第1章
“暖暖,撞死你妈妈的人......是季峰......”
“药典......你一定要......抢回来......”
云暖靠着医院冰冷的墙壁,泪流满面的等着办手续。耳畔一遍遍的回响着外婆的遗言,心痛得像要碎掉。
两年前云家破产,所有家当都拿去抵债。父亲承受不了事业失败的打击喝农药自杀,母亲在送父亲去医院的路上遭遇车祸,当场死亡。

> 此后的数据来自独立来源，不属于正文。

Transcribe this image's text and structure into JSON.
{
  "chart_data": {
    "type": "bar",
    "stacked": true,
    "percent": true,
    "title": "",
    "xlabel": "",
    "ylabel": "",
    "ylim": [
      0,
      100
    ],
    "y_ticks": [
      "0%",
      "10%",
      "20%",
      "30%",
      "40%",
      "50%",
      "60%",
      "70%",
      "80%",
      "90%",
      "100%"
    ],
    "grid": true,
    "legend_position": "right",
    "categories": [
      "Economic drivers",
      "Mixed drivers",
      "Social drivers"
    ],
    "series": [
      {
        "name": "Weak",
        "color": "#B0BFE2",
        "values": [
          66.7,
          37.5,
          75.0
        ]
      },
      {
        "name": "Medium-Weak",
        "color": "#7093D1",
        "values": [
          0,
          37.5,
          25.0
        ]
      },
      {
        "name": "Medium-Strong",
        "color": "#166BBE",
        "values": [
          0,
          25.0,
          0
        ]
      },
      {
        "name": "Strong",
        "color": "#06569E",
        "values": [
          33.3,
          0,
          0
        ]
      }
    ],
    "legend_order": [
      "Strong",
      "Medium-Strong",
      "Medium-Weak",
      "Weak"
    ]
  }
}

父亲因为延误抢救也死了。
一夜之间,她失去了父母双亲。
坐在后排的外婆侥幸捡回一条命,却变成了植物人。在医院躺了两年,今天也彻底离开她了。
“暖暖,别哭了,让外婆安心地去吧!”好友韩笑抱住她,一边安慰一边骂,“穆君年那个混蛋为什么没陪你过来?”
“他......有事忙。”云暖垂下眼眸,辩解得有气无力。
穆君年是她的丈夫。可是结婚两年了,他们见面的机会廖廖可数。
今天外婆临终前清醒过来,她打电话请他到医院见外婆最后一面,让老人家安安心心发走。可她,像以往一样拒绝了她。
“什么事比生死还重要......”韩笑突然顿时,随后指着前方喊,“暖暖,那不是你老公吗?”
云暖顺着看过去。
泪眼婆娑中,她看到不远处的妇科门诊,季瑶挽着一个男从走出来,笑得甜蜜幸福。
男人身形高大,宽肩窄腰,举手投间之足高冷霸气。
可不就是她的丈夫穆君年吗?
云暖的心像被撕裂出一道口子,疼得她痛不欲生。
原来,这就是他不能陪她见外婆最后一面的理由!
时隔两年,他的白月光回来了。他们从妇产科出来,是季瑶怀孕了吗?
怪不得他迫不及待要离婚。
“穆君年怎么和季瑶搞在一起了?季瑶不是出国了吗?”韩笑的眼睛都要被戳瞎了。
“不知道......”云暖闭上眼睛,任泪水无声滑落。
她现在很累,身心俱疲。不想和人吵架。
韩笑说着就真要上前,云暖回过神来,一把拉住她:“不必了。”
“暖暖!”韩笑郁闷地跺脚,“奸夫淫妇就在眼前,你怎能放过他们?”
云暖拨通穆君年的号码。
穆君年接了,只是语气很不耐烦:“什么事?”
“我在医院,你能来一趟吗?”云暖轻声问,脸色苍白得几近透明。额间那颗美人痣在她苍白的脸上颜色更为艳丽,犹如一点朱砂。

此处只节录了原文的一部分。